La democracia quedó herida de muerte por la demagogia y los regímenes totalitarios como el de Esparta tampoco supieron sobrevivir. Al final, uno y otro sistema acabaron sucumbiendo frente al empuje de los reyes de Macedonia a los que está dedicada la quinta parte de la exposición. Filipo de Macedonia – un hombre de escasa estatuta a juzgar por las grebas de metal que aparecen en la exposición – logró lo que nadie había logrado: unificar Grecia. Lo consiguió además a pesar de estar situado su reino en la periferia. No era un bárbaro como clamaban sus enemigos sino un genio. A decir verdad, aunque eclipsado por su hijo Alejandro Magno, yo siempre he tenido la sensación de que Filipo fue el cerebro de un proyecto político que coronaría su hijo ya en otro continente: Asia.
Alejandro, joven, impetuoso, descontrolado no pocas veces, pero indudablemente genial, llevó a cabo el primer proyecto de globalización de la Historia más de tres siglos antes del nacimiento de Jesús. Para los griegos, se trataba de un peligro porque incorporaba no poco del despotismo oriental, pero, sin duda, también llevó su cultura a Egipto, a Persia, a Mesopotamia e incluso a Afganistán y la India. Las piezas escultóricas de la exposición nos lo muestran a la vez audaz y escandalosamente joven.

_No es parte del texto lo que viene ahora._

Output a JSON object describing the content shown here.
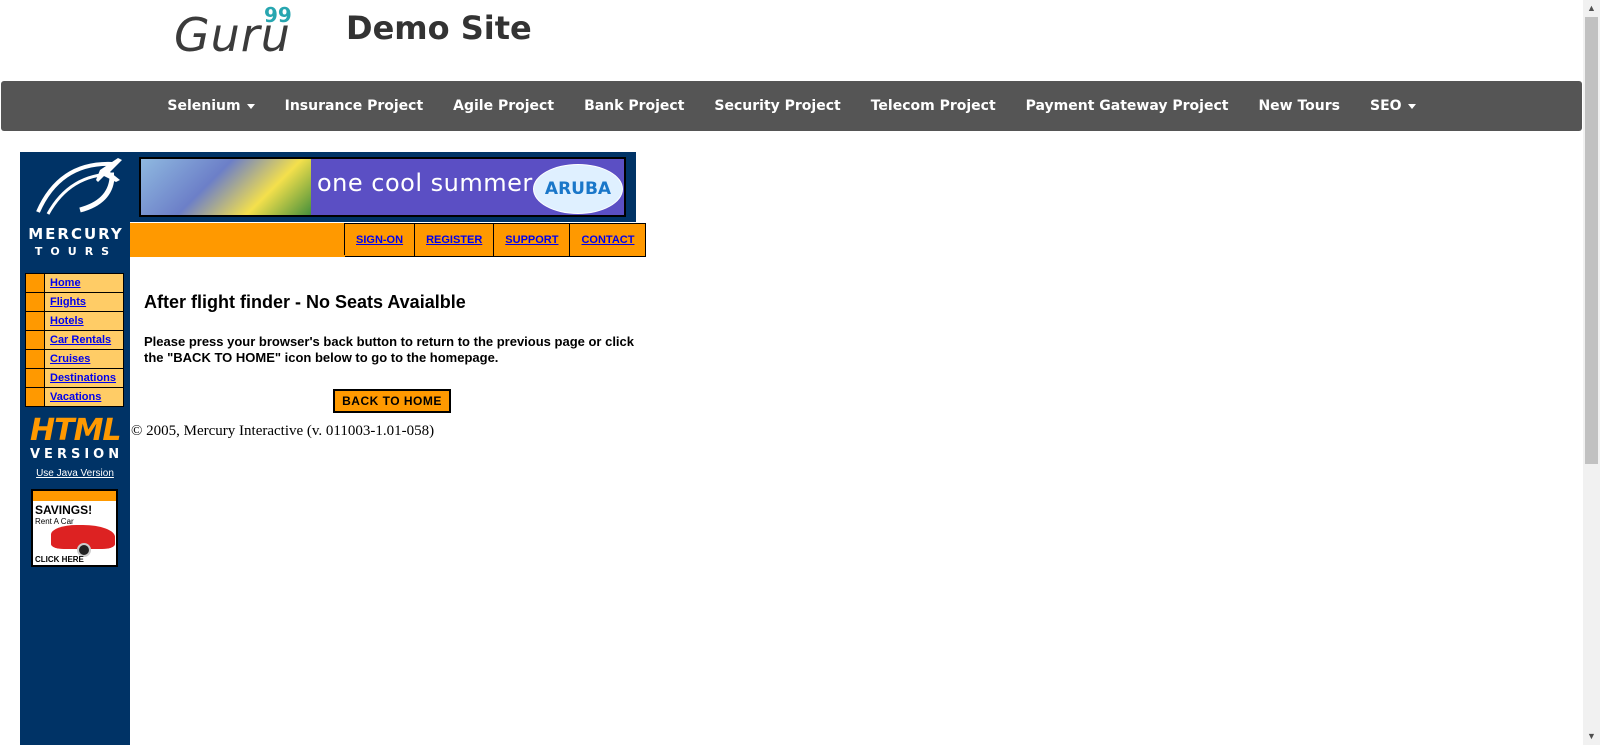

Sus logros políticos se desplomarían en buena medida tras su muerte, pero el helenismo lo sobreviría hasta el punto de que Poncio Pilato interrogaría en griego koiné a Jesús – aunque le pese a Mel Gibson – y Jesús no sólo le respondería en esa lengua sino que además sus seguidores escribirían en la misma sus enseñanzas y hechos.
La última sala rinde tributo precisamente a ese período helénico que, en buena medida, llegó, al menos, hasta el siglo XV con la caída de Constantinopla en manos de los turcos, pero que volvería a reverdecer cuando Erasmo editara el Nuevo Testamento en griego y, acto seguido, la Reforma del siglo XVI pusiera al alcance del pueblo llano y en lengua vernácula ese texto prodigioso.
Termina la exposición y yo me siento, a la vez, conmovido y apenado. Conmovido porque, una vez más, he paseado por los caminos de un período histórico que ha ocupado mi vida desde hace no menos de medio siglo y apenado porque he de salir a una calle diferente de las de mis soñadas Ítaca, Atenas y Micenas. Lara me nota emocionado y sonríe amorosa. Más tarde, durante el día, me enviará un sms en el que dice: “Papá, gracias por todo lo que me has enseñado”. En realidad, soy yo el que está agradecido a Dios por estas horas en que, en el centro de Washington, he podido recorrer con ella mi amada Grecia.